La variante inglese del Covid-19, indicata con le sigle 20B/501YD1 oppure B.1.1.7, è caratterizzata da 23 mutazioni, 14 delle quali sono localizzate sulla proteina Spike del virus
Quando è comparsa per la prima volta?
E’ comparsa in Gran Bretagna in settembre ed è stata resa nota a metà  di dicembre 2020. Finora è stata identificata in 33 Paesi, compresa l’Italia.
La mutazione rende il virus più contagioso?
La mutazione rilevata nella posizione 501 della proteina Spike rende il virus più contagioso dal 30% al 50% rispetto ad “altre varianti non preoccupanti” in circolazione e potrebbe avere una mortalità  superiore dal 30% al 70%. E’ quanto indica il documento redatto dal New and Emerging Respiratory Virus Threats Advisory Group (NEVRTAG), il gruppo di esperti britannico che assiste il governo nella gestione della pandemia.
Aumenta anche la mortalità ?
Analizzando i dati di 12 studi indipendenti condotti nel Regno Unito sulla variante inglese, indicata con la sigla B.1.1.7, il gruppo di esperti rileva che i dati non sono definitivi e dovranno essere ulteriormente analizzati poichè fra i diversi studi esistono differenze significative. In ogni caso, osservano, “queste analisi indicano che probabilmente la variante B.1.1.7 è associata a un aumento del rischio di ospedalizzazione e morte rispetto all’infezione da coronavirus non dovuta alla variante B.1.1. 7”. Ad oggi non è nota la causa della presunta letalità  superiore della variante inglese, ma tra le ipotesi c’è quella di una maggiore carica virale nei pazienti infettati.

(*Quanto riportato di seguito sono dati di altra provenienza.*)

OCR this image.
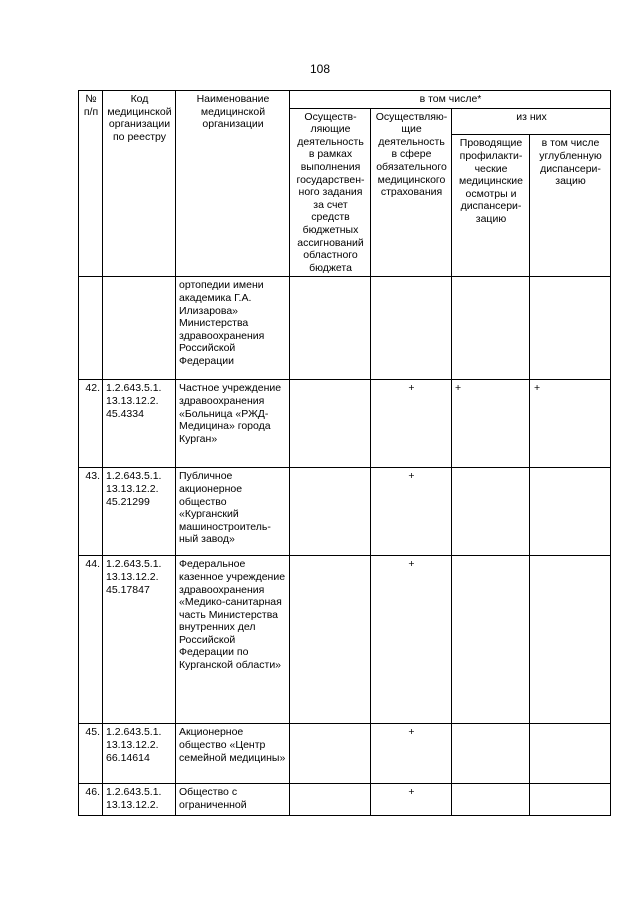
108
№ п/п	Код медицинской организации по реестру	Наименование медицинской организации	в том числе*			
			Осуществ-ляющие деятельность в рамках выполнения государствен-ного задания за счет средств бюджетных ассигнований областного бюджета	Осуществляю-щие деятельность в сфере обязательного медицинского страхования	из них	
					Проводящие профилакти-ческие медицинские осмотры и диспансери-зацию	в том числе углубленную диспансери-зацию
		ортопедии имени академика Г.А. Илизарова» Министерства здравоохранения Российской Федерации				
42.	1.2.643.5.1. 13.13.12.2. 45.4334	Частное учреждение здравоохранения «Больница «РЖД-Медицина» города Курган»		+	+	+
43.	1.2.643.5.1. 13.13.12.2. 45.21299	Публичное акционерное общество «Курганский машиностроитель-ный завод»		+		
44.	1.2.643.5.1. 13.13.12.2. 45.17847	Федеральное казенное учреждение здравоохранения «Медико-санитарная часть Министерства внутренних дел Российской Федерации по Курганской области»		+		
45.	1.2.643.5.1. 13.13.12.2. 66.14614	Акционерное общество «Центр семейной медицины»		+		
46.	1.2.643.5.1. 13.13.12.2.	Общество с ограниченной		+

Quanto è diffusa in Italia?
La variante inglese è ormai diffusa nella maggior parte del territorio italiano, almeno nell’88% delle regioni secondo i risultati dell’indagine rapida condotta il 4 e 5 febbraio da Istituto Superiore di Sanità  (Iss) e ministero della Salute.
In quali Regioni la variante è più diffusa?

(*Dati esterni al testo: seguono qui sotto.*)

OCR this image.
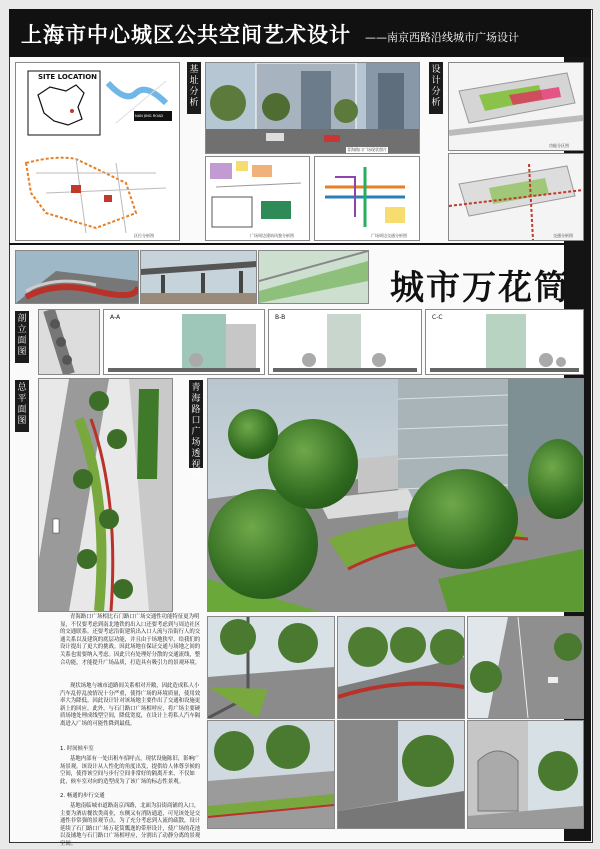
上海市中心城区公共空间艺术设计 ——南京西路沿线城市广场设计
SITE LOCATION
NAN JING ROAD
区位分析图
基址分析
青海路口广场现状照片
广场周边建筑风貌分析图	广场周边交通分析图
设计分析
功能分区图
交通分析图
城市万花筒
剖立面图
A-A	B-B	C-C
总平面图
青海路口广场透视图
青海路口广场相比石门路口广场交通性功能特征更为明显，不仅要考虑到南北地铁的出入口还要考虑到与周边社区的交通联系。还要考虑沿街建筑出入口人流与沿街行人的交通关系以及建筑的底层功能，并且由于场地狭窄，给我们的设计提出了更大的挑战。因此场地在保证交通与场地之间的关系也需要纳入考虑。因此只有处理好分散的交通流线，整合功能，才能提升广场品质，打造具有吸引力的景观环境。
现状场地与城市道路间关系相对开敞，因此造成私人小汽车乱停乱放情况十分严重，使得广场的环境质量，使用效率大为降低。因此设计针对该场地主要作出了交通和设施更新上的回应。此外，与石门路口广场相呼应，将广场主要硬质场地处理成线型空间，降低宽度，在设计上将私人汽车隔离进入广场的可能性降到最低。
1. 时间候车室
基地内部有一处出租车招呼点，现状设施陈旧，影响广场景观。该设计从人性化的角度出发，提供给人体尊享候的空间，使得该空间与步行空间非常好的隔离开来，不仅如此，候车室对向的造型成为了该广场的标志性景观。
2. 畅通的步行交通
基地南临城市道路南京西路，北面为沿街商铺的入口，主要为酒店餐饮类商业，东侧又有消防通道，可见该处是交通性非常强的景观节点。为了充分考虑到人流的疏散，设计延续了石门路口广场万花筒瓢逸的带形设计，使广场的花池以及铺地与石门路口广场相呼应，分割出了动静分离的景观空间。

In Italia si sono sviluppati alcuni focolai locali soprattutto in Abruzzo (oltre il 50% di prevalenza), Lombardia (si stima rappresenti il 30% dei positivi), in Veneto (il 20% dei tamponi), in Puglia (il 15,5% dei casi), in Umbria e Molise. E anche in Regioni ma con casi più sporadici.
I vaccini sono efficaci contro le varianti?
Dai primi studi infatti emerge che i vaccini Pfizer, Moderna e Astrazeneca funzionino contro questa particolare variante.